The majority of these fine fish were tagged to assist in the behaviour study of their habits. It could be emphasised in SACGB publications of estimated sizes and anglers names of notable fish released. After looking to allow a better overall picture of the sharks that we caught at all points around our coast. A formula of shark length to weight already exists compiled by Marine Biologists in USA and a copy of which is enclosed, we feel certain that no problem of duplication of this formula should arise, and therefore should be made available to anyone requesting it.

If these rules enable more people to become members of a governing body of shark angling surely this must be of benefit to all concerned and most importantly to the great fish itself. We are not condemning or decrying any angler who wishes to land his shark, only wishing to encourage conservation through honesty and good sportsmanship.


The club considered Dannys proposition but dismissed it as it was felt this could lead to cheating. As a consequence, and to their credit, the Bembridge Club withdrew from their association with the SACGB and continued with their policy of catch and release.  The Bembridger club still publish and adhere to their voluntary code for targeting and handling sharks.

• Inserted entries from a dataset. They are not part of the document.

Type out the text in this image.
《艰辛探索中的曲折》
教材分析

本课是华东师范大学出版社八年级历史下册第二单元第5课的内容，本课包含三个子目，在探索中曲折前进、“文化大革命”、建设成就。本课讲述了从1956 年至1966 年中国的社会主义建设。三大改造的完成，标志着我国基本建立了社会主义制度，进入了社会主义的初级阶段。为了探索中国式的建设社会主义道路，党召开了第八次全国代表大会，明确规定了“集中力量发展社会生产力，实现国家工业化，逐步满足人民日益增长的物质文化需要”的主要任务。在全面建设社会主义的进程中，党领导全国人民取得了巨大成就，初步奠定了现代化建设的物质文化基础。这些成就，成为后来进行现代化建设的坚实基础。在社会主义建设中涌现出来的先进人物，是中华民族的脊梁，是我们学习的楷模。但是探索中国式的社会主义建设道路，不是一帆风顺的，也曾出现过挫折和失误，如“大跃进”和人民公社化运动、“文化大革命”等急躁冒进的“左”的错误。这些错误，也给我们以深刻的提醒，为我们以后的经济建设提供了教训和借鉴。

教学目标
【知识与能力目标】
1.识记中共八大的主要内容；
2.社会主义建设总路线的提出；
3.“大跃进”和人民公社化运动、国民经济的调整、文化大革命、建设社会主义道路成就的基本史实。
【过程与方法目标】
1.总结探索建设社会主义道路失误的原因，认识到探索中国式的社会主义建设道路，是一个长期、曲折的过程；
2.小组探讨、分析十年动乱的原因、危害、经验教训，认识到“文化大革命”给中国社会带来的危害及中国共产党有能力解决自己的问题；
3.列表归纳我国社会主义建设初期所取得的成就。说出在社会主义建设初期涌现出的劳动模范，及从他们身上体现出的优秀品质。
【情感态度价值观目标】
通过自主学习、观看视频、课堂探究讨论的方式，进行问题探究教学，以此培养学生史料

It wasn't until 1994 that the SACGB decided to change their policy to catch and release for membership and trophy submissions.


Joe Filpe releaases a Porbeagle at the side of the boat


Shark handling best practise continues to evolve and today a large number of shark anglers and skippers now release their sharks in the water.


Whether a shark is boarded then released or released in the water it must be done correctly to avoid damaging it and give it the optimum chance of survival. Because a shark swims away is not definitive proof that it is in a healthy condition. If their internal organs have been damaged by poor handling these might never recover and can compromise it for the remainder of its life.


Unlike Blue sharks, Porbeagle, Thresher and Makos are obligate ram ventilators which benefit greatly from being swum at the side  of the boat to get water passing through their gills to assist their recovery before being released


A Thresher being released at the side of Joe Filipes boat


Something that the SACGB did get correct was that they kept meticulous catch records which are now the foundation of the Pat Smith Database. This dataset comprises catch records for Blue, Porbeagle, Thresher and Mako shark and is the longest timeline shark dataset in the world. It is now being used to provide organisations like ICCAT with information to assist with stock assessments and our understanding of this magnificent species.